—Est-ce qu'il vient ébaucher une déclaration? s'écria Nelly.

Henry de Guessaint avait trente ans. Fils d'un magistrat, président de chambre à la cour de Paris, il restait orphelin de bonne heure, confié aux soins d'une mère dévote. Cette femme pieuse et timorée considérait le collège comme une abominable invention. L'enfant ne quitta pas l'hôtel familial. Il y fut élevé dans le respect de Dieu et la crainte des exercices corporels. Sa mère lui permit à grand'peine l'équitation, et grâce aux vigoureuses remontrances de son oncle M. de Bressier. En revanche, il eut le droit de lire tant qu'il voudrait. Et quels livres!

Vers douze ans, à l'âge où les vocations se trahissent, Henry s'éprit d'un goût très vif pour la géographie. Comment? Pourquoi? On ne sut jamais. Il se passionnait pour les récits de voyages. Et même, il ne cachait pas son mépris pour les inventions de quelques romanciers à la mode, qui conduisent leurs lecteurs dans des pays fantaisistes. Il était bien de son siècle. Il n'aimait que la réalité. Il aimait aussi les femmes! A seize ans, il prouvait ce goût irrésistible à l'une des domestiques de sa mère.

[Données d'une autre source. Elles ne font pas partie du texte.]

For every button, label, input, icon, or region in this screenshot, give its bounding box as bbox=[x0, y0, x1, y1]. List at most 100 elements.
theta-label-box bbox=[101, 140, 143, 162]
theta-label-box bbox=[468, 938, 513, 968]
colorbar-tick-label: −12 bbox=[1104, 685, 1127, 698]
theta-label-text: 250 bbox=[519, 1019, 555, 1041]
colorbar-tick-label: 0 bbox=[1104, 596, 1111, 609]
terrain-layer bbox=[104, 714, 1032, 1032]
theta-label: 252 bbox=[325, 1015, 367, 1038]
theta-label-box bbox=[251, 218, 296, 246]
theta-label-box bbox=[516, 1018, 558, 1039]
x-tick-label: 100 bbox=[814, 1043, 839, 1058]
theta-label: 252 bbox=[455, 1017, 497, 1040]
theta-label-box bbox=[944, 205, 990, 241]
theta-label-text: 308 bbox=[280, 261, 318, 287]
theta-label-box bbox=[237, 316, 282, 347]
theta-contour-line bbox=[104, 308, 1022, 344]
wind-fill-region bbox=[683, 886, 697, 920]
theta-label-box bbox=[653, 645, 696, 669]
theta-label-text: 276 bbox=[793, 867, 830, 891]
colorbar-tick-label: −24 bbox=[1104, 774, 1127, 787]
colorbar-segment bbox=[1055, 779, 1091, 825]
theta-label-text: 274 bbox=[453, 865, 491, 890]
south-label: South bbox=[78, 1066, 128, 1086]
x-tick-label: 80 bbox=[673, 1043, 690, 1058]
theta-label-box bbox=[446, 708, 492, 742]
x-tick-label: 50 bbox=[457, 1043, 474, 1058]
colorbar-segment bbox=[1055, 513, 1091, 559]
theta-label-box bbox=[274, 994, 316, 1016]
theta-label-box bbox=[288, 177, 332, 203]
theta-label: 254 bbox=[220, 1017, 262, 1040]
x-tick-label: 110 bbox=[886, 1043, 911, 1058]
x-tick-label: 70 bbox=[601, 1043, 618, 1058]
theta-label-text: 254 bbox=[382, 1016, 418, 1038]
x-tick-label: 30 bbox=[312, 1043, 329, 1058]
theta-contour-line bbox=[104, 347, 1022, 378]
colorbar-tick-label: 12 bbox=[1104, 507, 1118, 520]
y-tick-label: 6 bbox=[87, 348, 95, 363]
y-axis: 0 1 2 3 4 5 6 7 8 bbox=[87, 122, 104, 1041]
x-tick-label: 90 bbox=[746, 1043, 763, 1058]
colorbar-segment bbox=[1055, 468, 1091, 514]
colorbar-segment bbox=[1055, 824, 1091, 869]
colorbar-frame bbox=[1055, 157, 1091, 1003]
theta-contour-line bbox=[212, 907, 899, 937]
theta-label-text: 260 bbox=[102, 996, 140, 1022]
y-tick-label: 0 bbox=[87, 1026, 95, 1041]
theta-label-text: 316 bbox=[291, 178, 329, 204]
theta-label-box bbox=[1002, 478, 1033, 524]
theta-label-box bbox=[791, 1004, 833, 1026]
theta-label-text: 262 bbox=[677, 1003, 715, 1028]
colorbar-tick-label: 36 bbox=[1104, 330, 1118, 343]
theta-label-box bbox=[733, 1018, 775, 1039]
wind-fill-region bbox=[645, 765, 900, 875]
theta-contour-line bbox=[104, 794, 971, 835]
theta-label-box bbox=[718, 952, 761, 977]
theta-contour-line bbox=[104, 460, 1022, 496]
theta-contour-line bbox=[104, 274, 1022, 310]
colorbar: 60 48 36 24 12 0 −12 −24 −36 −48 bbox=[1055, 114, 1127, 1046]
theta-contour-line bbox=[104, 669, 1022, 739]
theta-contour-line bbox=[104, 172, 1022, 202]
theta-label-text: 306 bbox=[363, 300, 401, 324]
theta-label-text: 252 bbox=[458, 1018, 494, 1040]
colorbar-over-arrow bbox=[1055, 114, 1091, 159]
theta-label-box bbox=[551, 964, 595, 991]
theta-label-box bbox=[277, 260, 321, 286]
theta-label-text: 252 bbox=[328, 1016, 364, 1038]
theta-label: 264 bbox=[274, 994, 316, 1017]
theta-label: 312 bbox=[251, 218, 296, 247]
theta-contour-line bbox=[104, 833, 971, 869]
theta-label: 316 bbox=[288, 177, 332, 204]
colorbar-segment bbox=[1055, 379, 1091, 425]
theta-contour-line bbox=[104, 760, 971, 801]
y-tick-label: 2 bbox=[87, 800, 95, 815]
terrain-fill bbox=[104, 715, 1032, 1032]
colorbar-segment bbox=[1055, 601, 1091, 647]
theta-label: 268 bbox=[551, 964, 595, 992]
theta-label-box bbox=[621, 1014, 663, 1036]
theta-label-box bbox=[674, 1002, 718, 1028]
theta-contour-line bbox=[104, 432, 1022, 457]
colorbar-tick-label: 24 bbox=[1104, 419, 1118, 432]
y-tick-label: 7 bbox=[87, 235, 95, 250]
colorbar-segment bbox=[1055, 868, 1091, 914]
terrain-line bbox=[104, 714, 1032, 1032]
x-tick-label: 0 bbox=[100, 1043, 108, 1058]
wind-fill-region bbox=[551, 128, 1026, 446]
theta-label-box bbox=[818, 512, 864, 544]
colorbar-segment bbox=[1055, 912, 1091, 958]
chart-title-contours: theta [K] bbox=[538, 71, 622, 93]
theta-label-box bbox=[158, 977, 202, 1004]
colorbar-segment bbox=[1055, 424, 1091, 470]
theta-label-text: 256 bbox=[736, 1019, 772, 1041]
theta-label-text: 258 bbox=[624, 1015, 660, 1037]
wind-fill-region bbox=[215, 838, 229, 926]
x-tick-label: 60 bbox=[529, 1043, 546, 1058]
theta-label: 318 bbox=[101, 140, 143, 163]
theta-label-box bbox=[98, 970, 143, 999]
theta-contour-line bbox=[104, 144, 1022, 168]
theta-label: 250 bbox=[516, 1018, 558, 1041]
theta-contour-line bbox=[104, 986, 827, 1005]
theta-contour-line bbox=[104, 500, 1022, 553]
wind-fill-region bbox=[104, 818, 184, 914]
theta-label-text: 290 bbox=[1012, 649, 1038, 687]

La mort de Mme de Guessaint le laissa de bonne heure maître de lui-même. Une grande fortune, un nom honorable, une bonne position dans le monde: il n'en faut pas davantage pour être heureux. M. de Guessaint vivait à Paris comme les jeunes gens de son âge. Les plaisirs ne lui manquaient pas, autant ceux qui s'achètent que ceux qui se donnent. Il prenait les uns et les autres, et surtout des femmes. Mais ses amis s'étonnaient qu'il ne fixât jamais son choix sur une seule. Il aimait le sexe plus qu'il n'aimait la personne. Il ne plaisait guère, du reste, à ses maîtresses d'une ou de plusieurs nuits. L'une d'elles disait: «J'ai vu bien des êtres sensuels dans ma vie. Jamais un seul qui fût comparable à Guessaint. Ce n'est pas un homme passionné. C'est un satyre.» Ce ne sont pas là des propos bien graves, dits par une femme quittée. Les amis d'Henry de Guessaint ne lui reprochaient pas ses galanteries, les trouvant excusables. Ils lui reprochaient sa plus grande qualité: le côté aventureux de son caractère. Comme c'est ridicule d'aimer la géographie!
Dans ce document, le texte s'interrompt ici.